Не успела толком рассказать.
— К чему, к чему?! — перебила Людмила. — На кладбище чаще ходить надо. Поминки вовремя справлять, — сразу разозлилась она.
На кладбище к маме мы всегда ходили с Людмилой. Она выступала вожаком стаи родственников. Везла их на своей красивой машине, напихивала престарелых дядей и тетей, как шпроты. И они смирели, вели сердечные беседы с великой Людмилой, толщина и густой голос которой заставляли их вжиматься в сиденье. В руке ее всегда был дорогой букет.
В сумке дорогой алкоголь. В багажнике тряпки для мытья ограды, и она выдавала всем по одной, чтобы не расслаблялись.
Она не позвала меня в этом году, мне не хватило места, и я забыла, — конечно, забыла, что прошло девятнадцать лет. Иногда она не зовет меня из вредности, зная, как я отношусь к этим ритуалам.
— Ты хоть знаешь, что на поминки варят? — начала она нападение.
— Ну, так… приблизительно. Если надо, сориентируюсь.
Я уже чувствовала подвох.
— И это в тридцать с лишним лет, — с ехидным вздохом срифмовала Людмила. — Да-а-а-а, сестра. Ты меня в очередной раз удивила.
Сказав, что звонит сотовый, она положила трубку.
Назревала ссора.
2
Я ее ненавидела все сознательное детство. За то, что она — старшая.
А мне — все “по наследству”. За то, что у нее волосы спадают черной волной, как у немецкой куклы. А у меня детское прозвище — “звонок лохматый”: на голове — разворошенная соломенная копна, а голос — как сигнал sos. Когда я плачу, у меня у самой закладывает уши.
Она тоже хотела другую сестру.
Как только она не издевалась надо мной! Выгоняла меня босиком на снег. Ноги мои ранились корочкой наста. Я театрально выла, призывая небо в свидетели.
Она закрывала меня в старом шифоньере. Это тоже из области пыток холодом. Шифоньер, празднично-желтый, был набит разным пахучим тряпьем, и я, дрожа, лезла в кучу ветоши, как червяк в перегной. Шифоньер стоял на террасе, и могильный холод царил в его недрах.
Иногда мелкие потасовки перерастали в настоящие баталии. Мама садилась на корточки и плакала во время наших драк: “Девочки, вы же покалечите или убьете друг друга”. Она пыталась схватить одну из нас за полу ситцевого халата, когда мы валялись по полу.
Иногда мы мирились, и Люда доверяла мне причесывать свои волосы, делать из них “хвостик”. Тогда я брала большую расческу с колючками на розовом поросячьем брюшке, “массажную”, и осторожно дотрагивалась до ее волос.

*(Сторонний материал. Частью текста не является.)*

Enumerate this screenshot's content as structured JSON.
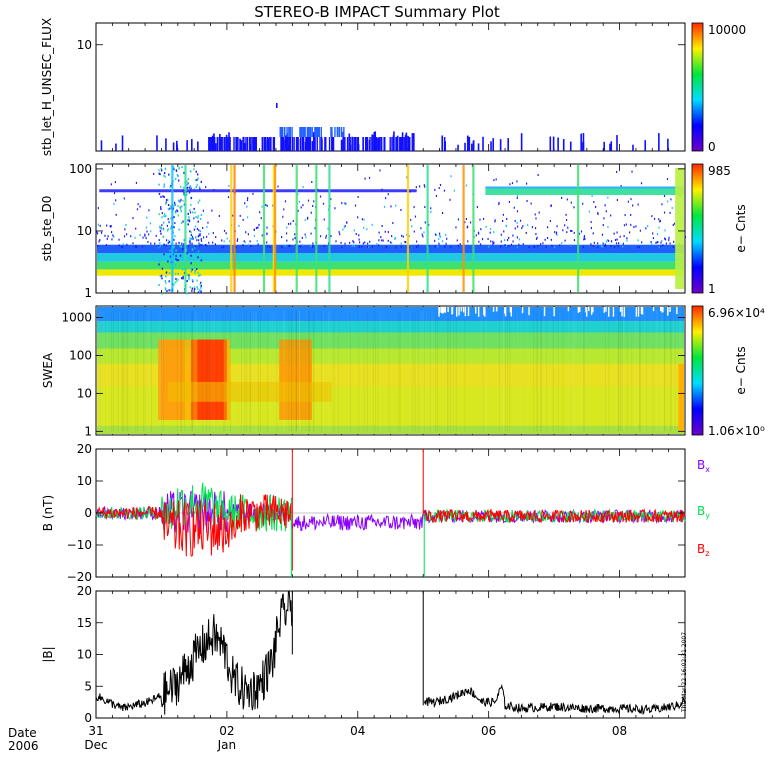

Заглядывала в лицо: “Не больно?” Она сидела спиной ко мне на детском стульчике и снисходительно повелевала: “Чего боишься-то? Сильней чеши! Главное, чтоб петухов не было!” Давала мне резинку, и я дрожащими ручонками делала сама не знаю что, потея от ответственности.

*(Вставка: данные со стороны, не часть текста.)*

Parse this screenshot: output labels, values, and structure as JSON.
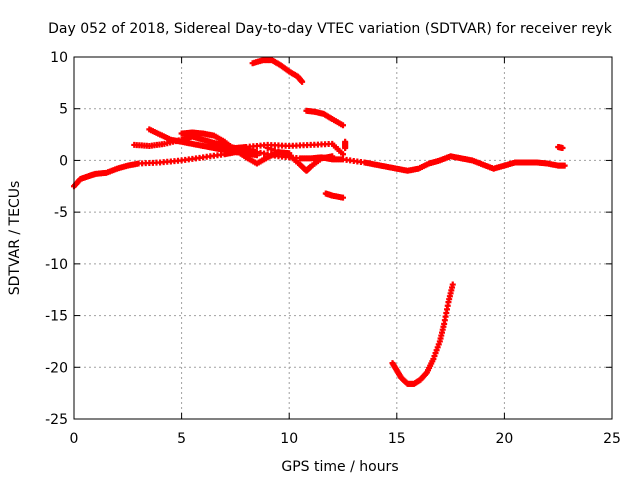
{
  "chart_data": {
    "type": "scatter",
    "title": "Day 052 of 2018, Sidereal Day-to-day VTEC variation (SDTVAR) for receiver reyk",
    "xlabel": "GPS time / hours",
    "ylabel": "SDTVAR / TECUs",
    "xlim": [
      0,
      25
    ],
    "ylim": [
      -25,
      10
    ],
    "xticks": [
      0,
      5,
      10,
      15,
      20,
      25
    ],
    "yticks": [
      -25,
      -20,
      -15,
      -10,
      -5,
      0,
      5,
      10
    ],
    "xtick_labels": [
      "0",
      "5",
      "10",
      "15",
      "20",
      "25"
    ],
    "ytick_labels": [
      "-25",
      "-20",
      "-15",
      "-10",
      "-5",
      "0",
      "5",
      "10"
    ],
    "grid": true,
    "marker_color": "#ff0000",
    "series": [
      {
        "name": "trace-main-low",
        "values": [
          [
            0.0,
            -2.5
          ],
          [
            0.3,
            -1.8
          ],
          [
            0.7,
            -1.5
          ],
          [
            1.0,
            -1.3
          ],
          [
            1.5,
            -1.2
          ],
          [
            2.0,
            -0.8
          ],
          [
            2.5,
            -0.5
          ],
          [
            3.0,
            -0.3
          ],
          [
            4.0,
            -0.2
          ],
          [
            5.0,
            0.0
          ],
          [
            6.0,
            0.3
          ],
          [
            7.0,
            0.6
          ],
          [
            7.5,
            0.8
          ],
          [
            8.0,
            1.0
          ],
          [
            8.5,
            0.8
          ],
          [
            9.5,
            0.4
          ],
          [
            10.5,
            0.2
          ],
          [
            11.0,
            0.2
          ],
          [
            11.5,
            0.3
          ],
          [
            12.0,
            0.1
          ],
          [
            12.5,
            0.1
          ],
          [
            13.5,
            -0.2
          ],
          [
            14.0,
            -0.4
          ],
          [
            14.5,
            -0.6
          ],
          [
            15.0,
            -0.8
          ],
          [
            15.5,
            -1.0
          ],
          [
            16.0,
            -0.8
          ],
          [
            16.5,
            -0.3
          ],
          [
            17.0,
            0.0
          ],
          [
            17.5,
            0.4
          ],
          [
            18.0,
            0.2
          ],
          [
            18.5,
            0.0
          ],
          [
            19.0,
            -0.4
          ],
          [
            19.5,
            -0.8
          ],
          [
            20.0,
            -0.5
          ],
          [
            20.5,
            -0.2
          ],
          [
            21.0,
            -0.2
          ],
          [
            21.5,
            -0.2
          ],
          [
            22.0,
            -0.3
          ],
          [
            22.5,
            -0.5
          ],
          [
            22.8,
            -0.5
          ]
        ]
      },
      {
        "name": "trace-upper-a",
        "values": [
          [
            2.8,
            1.5
          ],
          [
            3.5,
            1.4
          ],
          [
            4.2,
            1.6
          ],
          [
            5.0,
            2.0
          ],
          [
            5.5,
            2.3
          ],
          [
            6.0,
            2.0
          ],
          [
            6.5,
            1.7
          ],
          [
            7.0,
            1.4
          ],
          [
            7.5,
            1.2
          ],
          [
            8.0,
            1.3
          ],
          [
            9.0,
            1.5
          ],
          [
            10.0,
            1.4
          ],
          [
            11.0,
            1.5
          ],
          [
            12.0,
            1.6
          ],
          [
            12.5,
            0.6
          ]
        ]
      },
      {
        "name": "trace-upper-b",
        "values": [
          [
            3.5,
            3.0
          ],
          [
            4.0,
            2.5
          ],
          [
            4.5,
            2.0
          ],
          [
            5.0,
            1.8
          ],
          [
            5.5,
            1.6
          ],
          [
            6.0,
            1.4
          ],
          [
            6.5,
            1.2
          ],
          [
            7.0,
            1.0
          ],
          [
            7.5,
            0.8
          ],
          [
            8.0,
            0.7
          ],
          [
            8.5,
            0.5
          ]
        ]
      },
      {
        "name": "trace-upper-c",
        "values": [
          [
            5.0,
            2.6
          ],
          [
            5.5,
            2.7
          ],
          [
            6.0,
            2.6
          ],
          [
            6.5,
            2.4
          ],
          [
            7.0,
            1.8
          ],
          [
            7.5,
            1.0
          ],
          [
            8.0,
            0.3
          ],
          [
            8.5,
            -0.3
          ],
          [
            9.0,
            0.3
          ],
          [
            9.5,
            0.8
          ],
          [
            10.0,
            0.7
          ]
        ]
      },
      {
        "name": "trace-upper-d",
        "values": [
          [
            9.0,
            1.2
          ],
          [
            10.0,
            0.5
          ],
          [
            10.5,
            -0.4
          ],
          [
            10.8,
            -1.0
          ],
          [
            11.0,
            -0.6
          ],
          [
            11.5,
            0.2
          ],
          [
            12.0,
            0.4
          ]
        ]
      },
      {
        "name": "trace-top",
        "values": [
          [
            8.3,
            9.4
          ],
          [
            8.8,
            9.7
          ],
          [
            9.2,
            9.7
          ],
          [
            9.6,
            9.2
          ],
          [
            10.0,
            8.6
          ],
          [
            10.4,
            8.1
          ],
          [
            10.6,
            7.6
          ]
        ]
      },
      {
        "name": "trace-mid-right",
        "values": [
          [
            10.8,
            4.8
          ],
          [
            11.2,
            4.7
          ],
          [
            11.6,
            4.5
          ],
          [
            12.0,
            4.0
          ],
          [
            12.5,
            3.4
          ]
        ]
      },
      {
        "name": "trace-short-low",
        "values": [
          [
            11.7,
            -3.2
          ],
          [
            12.0,
            -3.4
          ],
          [
            12.5,
            -3.6
          ]
        ]
      },
      {
        "name": "trace-blip-right",
        "values": [
          [
            12.6,
            1.8
          ],
          [
            12.6,
            1.2
          ]
        ]
      },
      {
        "name": "trace-end-blip",
        "values": [
          [
            22.5,
            1.3
          ],
          [
            22.7,
            1.2
          ]
        ]
      },
      {
        "name": "trace-dip",
        "values": [
          [
            14.8,
            -19.6
          ],
          [
            15.0,
            -20.3
          ],
          [
            15.2,
            -21.0
          ],
          [
            15.5,
            -21.6
          ],
          [
            15.8,
            -21.6
          ],
          [
            16.1,
            -21.2
          ],
          [
            16.4,
            -20.5
          ],
          [
            16.7,
            -19.2
          ],
          [
            17.0,
            -17.5
          ],
          [
            17.2,
            -15.8
          ],
          [
            17.4,
            -13.7
          ],
          [
            17.6,
            -12.0
          ]
        ]
      }
    ]
  }
}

Когда я рисовала в тетрадке бумажную куклу, то я рисовала свою старшую сестру. И платья, самые лучшие, длинные и пушистые книзу, складывала в шкафчик, сделанный из тетрадки в клеточку. На нем было написано, как на детсадовском, “Люся”.
Если честно, она была настоящей принцессой, нежной и ранимой. Плакала из-за дворовой соседской собаки: “Ну когда ее уберут, мамочка?” Но никто-никто не слышал этого тоненького голоска.
— Что же мы можем сделать? — пожимала мама плечами. — Она дом охраняет. И на цепи. И вы теть Дусю, что ль, не знаете, скандалистку эту…
Я, проходя мимо реденького соседского забора, не могла удержаться от соблазна: дразнила псину, стараясь попасть огрызком яблока в огненную пасть, и злобный пес взвивался на дыбы, приподнимая будку. Будка была здоровенная: сквозь забор с ней не пролезешь.